Solved – Which result to choose when Kruskal-Wallis and Mann-Whitney seem to return contradicting results

kruskal-wallis test”wilcoxon-mann-whitney-test

I have these groups where the values are responses to a 10-point Likert item:

g1 <- c(10,9,10,9,10,8,9)
g2 <- c(4,9,4,9,8,8,8)
g3 <- c(9,7,9,4,8,9,10)

Therefore I used Kruskal-Wallis to determine any differences between responses in the groups, and the result was:

Kruskal-Wallis chi-squared = 5.9554, df = 2, p-value = 0.05091

However, if I run an exact Mann-Whitney test between groups g1 and g2 I get:

Exact Wilcoxon Mann-Whitney Rank Sum Test (using coin::wilcox_test)
Z = 2.3939, p-value = 0.02797

which returns a significant difference at alpha = 0.05.

Which test should I choose, and why?

Best Answer

I agree with Michael Chernick's answer, but think that it can be made a little stronger. Ignore the 0.05 cutoff in most circumstances. It is only relevant to the Neyman-Pearson approach which is largely irrelevant to the inferential use of statistics in many areas of science.

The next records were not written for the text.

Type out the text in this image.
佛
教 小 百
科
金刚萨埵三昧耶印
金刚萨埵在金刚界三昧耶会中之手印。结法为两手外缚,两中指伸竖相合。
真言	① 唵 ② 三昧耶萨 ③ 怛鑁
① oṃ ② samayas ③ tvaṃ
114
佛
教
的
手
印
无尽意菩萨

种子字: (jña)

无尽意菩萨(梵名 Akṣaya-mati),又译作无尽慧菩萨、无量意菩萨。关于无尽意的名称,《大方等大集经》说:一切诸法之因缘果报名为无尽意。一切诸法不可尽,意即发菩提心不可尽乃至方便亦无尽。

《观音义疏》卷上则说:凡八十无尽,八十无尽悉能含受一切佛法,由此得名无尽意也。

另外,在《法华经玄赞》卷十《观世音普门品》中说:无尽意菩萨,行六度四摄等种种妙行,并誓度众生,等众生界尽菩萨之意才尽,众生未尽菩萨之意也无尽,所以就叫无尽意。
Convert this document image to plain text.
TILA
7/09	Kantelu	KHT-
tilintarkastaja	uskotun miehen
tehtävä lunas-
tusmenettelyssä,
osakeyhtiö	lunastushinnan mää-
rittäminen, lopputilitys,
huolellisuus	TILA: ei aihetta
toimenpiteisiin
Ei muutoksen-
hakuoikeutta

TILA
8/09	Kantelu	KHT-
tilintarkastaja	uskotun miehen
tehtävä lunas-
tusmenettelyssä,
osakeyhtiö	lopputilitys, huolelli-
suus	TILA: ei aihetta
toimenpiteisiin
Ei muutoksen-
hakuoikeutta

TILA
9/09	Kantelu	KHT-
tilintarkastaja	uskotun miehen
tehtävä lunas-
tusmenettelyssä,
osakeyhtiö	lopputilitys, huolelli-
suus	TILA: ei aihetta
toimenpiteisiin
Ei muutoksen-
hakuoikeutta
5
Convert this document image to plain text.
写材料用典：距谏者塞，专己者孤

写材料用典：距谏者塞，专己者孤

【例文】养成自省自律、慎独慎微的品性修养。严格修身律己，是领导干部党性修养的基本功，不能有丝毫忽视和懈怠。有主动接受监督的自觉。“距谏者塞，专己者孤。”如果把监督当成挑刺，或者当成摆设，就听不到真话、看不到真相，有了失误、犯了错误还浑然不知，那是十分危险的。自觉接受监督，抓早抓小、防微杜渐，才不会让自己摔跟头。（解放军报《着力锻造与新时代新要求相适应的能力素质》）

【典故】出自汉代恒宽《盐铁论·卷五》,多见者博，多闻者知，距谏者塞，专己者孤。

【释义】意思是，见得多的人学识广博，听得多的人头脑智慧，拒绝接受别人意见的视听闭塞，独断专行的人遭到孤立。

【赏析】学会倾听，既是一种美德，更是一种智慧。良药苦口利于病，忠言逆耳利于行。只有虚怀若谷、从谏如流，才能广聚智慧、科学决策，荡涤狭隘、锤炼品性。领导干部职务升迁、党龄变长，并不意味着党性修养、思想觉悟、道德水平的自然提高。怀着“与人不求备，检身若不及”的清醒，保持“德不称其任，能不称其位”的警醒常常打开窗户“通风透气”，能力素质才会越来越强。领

Both tests indicate that your data contains moderate evidence against the null hypothesis. Consider that evidence in light of whatever you know about the system and the consequences that follow from decisions (or indecision) about the state of the real world. Argue a reasoned case and proceed in a manner that acknowledges the possibility of subsequent re-evaluation.